What is happening now is essentially a repeat of the mistakes made by the nuclear industry in its rush to nuclear power. A half-century ago the industry started producing nuclear waste without any idea how to dispose of it. And in the last decade, Edison and others switched to the more dangerous high burnup fuel before they knew if it was safe to put in dry cask storage. They still don’t know. When this came up at the meeting, the vendor (AREVA) selling dry casks to Edison stated that they hoped to release a study this year about the safety of storing high burnup fuel in their casks. This means that Edison starting using the fuel 18 years ago, and just now they are studying whether it is safe.

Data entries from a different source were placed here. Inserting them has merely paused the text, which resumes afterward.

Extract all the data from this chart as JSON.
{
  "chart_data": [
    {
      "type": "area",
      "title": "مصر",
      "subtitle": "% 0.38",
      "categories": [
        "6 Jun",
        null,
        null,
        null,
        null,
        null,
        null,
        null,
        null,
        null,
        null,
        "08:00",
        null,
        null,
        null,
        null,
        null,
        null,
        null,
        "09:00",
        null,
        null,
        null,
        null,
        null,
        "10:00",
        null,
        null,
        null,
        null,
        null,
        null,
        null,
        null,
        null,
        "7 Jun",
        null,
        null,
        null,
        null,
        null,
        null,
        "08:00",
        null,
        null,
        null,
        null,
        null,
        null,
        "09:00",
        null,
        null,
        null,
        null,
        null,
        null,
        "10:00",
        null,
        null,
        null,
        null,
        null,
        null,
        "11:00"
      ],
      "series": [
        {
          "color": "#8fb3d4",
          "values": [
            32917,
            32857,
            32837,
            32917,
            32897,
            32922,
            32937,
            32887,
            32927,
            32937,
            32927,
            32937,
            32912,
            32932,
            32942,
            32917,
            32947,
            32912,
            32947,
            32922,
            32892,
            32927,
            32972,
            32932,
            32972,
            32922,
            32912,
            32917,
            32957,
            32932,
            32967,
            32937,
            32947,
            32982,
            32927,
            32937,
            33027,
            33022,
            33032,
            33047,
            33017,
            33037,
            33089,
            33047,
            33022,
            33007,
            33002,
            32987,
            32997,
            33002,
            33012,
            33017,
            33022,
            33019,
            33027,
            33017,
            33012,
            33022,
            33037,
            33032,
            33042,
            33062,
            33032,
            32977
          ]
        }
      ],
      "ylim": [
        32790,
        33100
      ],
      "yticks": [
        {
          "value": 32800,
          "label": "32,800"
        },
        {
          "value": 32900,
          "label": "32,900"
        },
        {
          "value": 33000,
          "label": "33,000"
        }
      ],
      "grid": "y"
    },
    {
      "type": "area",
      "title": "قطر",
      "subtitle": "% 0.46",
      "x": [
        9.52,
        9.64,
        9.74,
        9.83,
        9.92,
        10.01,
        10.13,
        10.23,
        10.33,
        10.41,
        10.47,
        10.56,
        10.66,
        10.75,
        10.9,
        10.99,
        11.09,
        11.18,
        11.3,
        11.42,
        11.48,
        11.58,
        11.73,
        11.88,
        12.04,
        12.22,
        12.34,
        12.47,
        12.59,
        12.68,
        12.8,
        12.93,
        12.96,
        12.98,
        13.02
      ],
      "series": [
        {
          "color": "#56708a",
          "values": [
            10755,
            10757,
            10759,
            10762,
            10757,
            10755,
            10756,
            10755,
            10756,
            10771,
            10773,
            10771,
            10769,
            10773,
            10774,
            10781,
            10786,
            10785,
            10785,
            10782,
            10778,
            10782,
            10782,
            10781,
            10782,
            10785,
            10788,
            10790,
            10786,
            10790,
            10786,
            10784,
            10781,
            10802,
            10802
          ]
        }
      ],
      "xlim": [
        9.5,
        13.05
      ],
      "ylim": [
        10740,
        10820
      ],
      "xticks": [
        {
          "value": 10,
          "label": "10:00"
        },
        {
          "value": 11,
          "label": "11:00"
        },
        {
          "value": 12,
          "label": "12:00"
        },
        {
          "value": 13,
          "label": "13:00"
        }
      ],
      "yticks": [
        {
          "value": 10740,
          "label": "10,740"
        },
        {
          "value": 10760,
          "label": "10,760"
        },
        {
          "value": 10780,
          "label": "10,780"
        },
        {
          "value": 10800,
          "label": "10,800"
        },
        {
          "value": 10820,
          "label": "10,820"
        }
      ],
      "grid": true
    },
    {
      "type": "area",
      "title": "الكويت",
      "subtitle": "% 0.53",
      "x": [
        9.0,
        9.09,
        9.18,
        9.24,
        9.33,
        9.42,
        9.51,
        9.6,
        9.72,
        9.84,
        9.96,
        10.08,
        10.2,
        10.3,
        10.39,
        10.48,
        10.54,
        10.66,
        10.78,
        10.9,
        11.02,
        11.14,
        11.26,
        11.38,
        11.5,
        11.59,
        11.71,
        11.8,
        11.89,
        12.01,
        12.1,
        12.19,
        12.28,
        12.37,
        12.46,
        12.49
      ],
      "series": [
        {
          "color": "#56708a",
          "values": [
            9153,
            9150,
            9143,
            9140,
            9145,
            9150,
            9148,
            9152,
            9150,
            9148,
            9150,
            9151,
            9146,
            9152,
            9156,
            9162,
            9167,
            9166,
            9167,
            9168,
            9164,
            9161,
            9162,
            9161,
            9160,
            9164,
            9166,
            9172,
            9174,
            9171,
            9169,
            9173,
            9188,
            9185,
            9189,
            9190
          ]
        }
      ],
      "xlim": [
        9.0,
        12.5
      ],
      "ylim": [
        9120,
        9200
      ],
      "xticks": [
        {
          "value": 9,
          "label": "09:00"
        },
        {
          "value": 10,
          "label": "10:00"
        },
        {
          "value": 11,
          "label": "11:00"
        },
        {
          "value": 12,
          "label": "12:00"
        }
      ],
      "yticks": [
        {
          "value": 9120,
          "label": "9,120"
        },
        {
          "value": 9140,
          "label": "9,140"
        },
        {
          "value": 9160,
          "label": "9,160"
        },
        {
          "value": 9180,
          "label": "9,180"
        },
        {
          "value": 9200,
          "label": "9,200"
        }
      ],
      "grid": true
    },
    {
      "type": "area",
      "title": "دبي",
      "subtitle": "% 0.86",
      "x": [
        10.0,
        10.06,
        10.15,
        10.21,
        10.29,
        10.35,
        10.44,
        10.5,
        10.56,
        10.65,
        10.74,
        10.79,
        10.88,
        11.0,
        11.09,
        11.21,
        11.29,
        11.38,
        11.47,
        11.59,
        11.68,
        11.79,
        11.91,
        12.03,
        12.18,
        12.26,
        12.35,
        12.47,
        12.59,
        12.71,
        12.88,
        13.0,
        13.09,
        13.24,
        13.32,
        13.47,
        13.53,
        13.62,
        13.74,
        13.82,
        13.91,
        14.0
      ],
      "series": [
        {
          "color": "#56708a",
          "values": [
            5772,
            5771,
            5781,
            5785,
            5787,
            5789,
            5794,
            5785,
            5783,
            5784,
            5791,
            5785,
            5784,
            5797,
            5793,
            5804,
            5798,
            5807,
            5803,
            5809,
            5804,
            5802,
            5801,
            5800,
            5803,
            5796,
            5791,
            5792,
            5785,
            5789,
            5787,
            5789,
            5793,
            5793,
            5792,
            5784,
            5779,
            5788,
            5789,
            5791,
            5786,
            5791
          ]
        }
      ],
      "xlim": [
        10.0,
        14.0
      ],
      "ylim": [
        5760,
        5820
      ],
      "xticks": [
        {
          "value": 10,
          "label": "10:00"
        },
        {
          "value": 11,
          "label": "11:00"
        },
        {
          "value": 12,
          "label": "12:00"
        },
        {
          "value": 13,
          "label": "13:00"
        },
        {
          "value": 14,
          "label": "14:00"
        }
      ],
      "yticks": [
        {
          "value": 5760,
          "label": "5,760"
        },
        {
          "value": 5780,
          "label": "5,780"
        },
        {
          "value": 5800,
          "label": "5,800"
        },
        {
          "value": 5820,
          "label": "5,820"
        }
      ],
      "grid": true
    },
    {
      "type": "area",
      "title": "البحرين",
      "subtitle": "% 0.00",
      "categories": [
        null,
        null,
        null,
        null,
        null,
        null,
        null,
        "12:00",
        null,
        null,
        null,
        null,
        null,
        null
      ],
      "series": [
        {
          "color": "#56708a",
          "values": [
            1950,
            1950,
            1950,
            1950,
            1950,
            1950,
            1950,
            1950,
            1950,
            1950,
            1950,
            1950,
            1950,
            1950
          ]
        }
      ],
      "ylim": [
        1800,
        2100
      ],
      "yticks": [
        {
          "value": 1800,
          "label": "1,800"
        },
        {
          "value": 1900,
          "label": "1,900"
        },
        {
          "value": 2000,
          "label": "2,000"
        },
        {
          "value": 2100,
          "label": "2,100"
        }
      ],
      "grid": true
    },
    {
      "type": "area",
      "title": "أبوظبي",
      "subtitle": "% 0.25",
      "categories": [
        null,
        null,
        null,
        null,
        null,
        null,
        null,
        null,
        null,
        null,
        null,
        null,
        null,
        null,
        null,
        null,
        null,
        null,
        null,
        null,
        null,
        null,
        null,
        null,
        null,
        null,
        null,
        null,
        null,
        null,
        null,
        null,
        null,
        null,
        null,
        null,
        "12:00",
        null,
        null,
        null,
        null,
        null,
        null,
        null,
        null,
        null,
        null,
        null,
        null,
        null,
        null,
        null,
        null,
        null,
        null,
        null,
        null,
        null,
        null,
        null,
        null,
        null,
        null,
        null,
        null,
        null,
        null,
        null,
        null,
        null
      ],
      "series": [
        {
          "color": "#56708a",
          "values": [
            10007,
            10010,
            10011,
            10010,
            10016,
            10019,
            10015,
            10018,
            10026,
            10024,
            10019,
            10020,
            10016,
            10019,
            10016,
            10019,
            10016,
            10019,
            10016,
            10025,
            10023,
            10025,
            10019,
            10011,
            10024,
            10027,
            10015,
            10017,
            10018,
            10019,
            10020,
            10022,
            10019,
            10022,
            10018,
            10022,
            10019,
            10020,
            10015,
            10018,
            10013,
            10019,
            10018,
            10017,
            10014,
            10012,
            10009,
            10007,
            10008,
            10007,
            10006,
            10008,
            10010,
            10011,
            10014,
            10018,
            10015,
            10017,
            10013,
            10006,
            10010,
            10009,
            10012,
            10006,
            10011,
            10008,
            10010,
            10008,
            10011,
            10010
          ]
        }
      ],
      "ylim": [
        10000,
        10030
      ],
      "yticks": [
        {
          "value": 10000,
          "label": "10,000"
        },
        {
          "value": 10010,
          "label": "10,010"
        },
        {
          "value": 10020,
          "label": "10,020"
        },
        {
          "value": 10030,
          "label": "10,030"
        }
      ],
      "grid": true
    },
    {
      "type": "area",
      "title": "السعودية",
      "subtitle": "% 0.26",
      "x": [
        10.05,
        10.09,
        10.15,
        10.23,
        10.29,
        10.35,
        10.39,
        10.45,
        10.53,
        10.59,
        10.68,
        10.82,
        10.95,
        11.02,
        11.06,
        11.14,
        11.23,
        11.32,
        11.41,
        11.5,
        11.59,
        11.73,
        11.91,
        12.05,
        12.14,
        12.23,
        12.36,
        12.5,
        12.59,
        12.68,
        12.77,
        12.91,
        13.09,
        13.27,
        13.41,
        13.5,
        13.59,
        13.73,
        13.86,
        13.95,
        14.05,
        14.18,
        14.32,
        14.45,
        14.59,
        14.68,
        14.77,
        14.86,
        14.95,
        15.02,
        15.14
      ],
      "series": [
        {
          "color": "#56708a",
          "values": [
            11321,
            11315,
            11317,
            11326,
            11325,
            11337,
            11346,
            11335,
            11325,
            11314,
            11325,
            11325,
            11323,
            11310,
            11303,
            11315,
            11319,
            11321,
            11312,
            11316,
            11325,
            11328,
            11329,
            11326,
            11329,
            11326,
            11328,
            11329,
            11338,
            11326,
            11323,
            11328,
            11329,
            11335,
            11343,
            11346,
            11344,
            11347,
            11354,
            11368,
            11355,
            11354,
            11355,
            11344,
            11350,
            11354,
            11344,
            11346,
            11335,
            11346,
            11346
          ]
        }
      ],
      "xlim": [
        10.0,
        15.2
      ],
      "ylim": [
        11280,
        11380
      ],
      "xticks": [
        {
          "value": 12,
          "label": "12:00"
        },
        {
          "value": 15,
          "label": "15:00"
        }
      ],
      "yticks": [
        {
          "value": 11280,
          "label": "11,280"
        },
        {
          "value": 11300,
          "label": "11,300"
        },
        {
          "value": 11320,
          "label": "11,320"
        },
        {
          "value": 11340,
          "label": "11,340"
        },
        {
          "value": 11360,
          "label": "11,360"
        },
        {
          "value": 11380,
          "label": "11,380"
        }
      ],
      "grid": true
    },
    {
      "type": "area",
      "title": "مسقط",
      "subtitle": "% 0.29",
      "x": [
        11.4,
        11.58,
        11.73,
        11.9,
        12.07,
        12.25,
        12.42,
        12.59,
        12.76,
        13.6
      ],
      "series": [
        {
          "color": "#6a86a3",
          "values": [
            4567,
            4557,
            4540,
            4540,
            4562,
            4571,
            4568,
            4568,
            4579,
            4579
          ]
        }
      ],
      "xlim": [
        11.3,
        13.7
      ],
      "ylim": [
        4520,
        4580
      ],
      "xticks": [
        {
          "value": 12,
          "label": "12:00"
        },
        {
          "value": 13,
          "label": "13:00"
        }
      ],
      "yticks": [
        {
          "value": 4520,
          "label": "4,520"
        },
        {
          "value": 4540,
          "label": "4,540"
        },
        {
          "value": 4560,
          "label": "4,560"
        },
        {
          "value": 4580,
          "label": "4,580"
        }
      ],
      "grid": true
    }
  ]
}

The history of nuclear industry continues to be public talk about safety but in practice the industry quietly ops for profit and risk. Many joke about how the NRC adopted the logo “Protecting People and the Environment.” Translation: the nuclear industry considers safety as little more than a public relations issue. They want to manage public perception of risk rather than manage actual risk itself.
The agenda for the May 22 meeting will be dominated by Edison who will offer briefings and updates to inform the public on timetables with regard to decommissioning. The CEP has apparently decided to defer any discussion of alternative strategies for waste removal for 6-9 months. People are relieved that the plant is finally closed, but no one will feel safe as long as the nuclear waste remains in our backyard.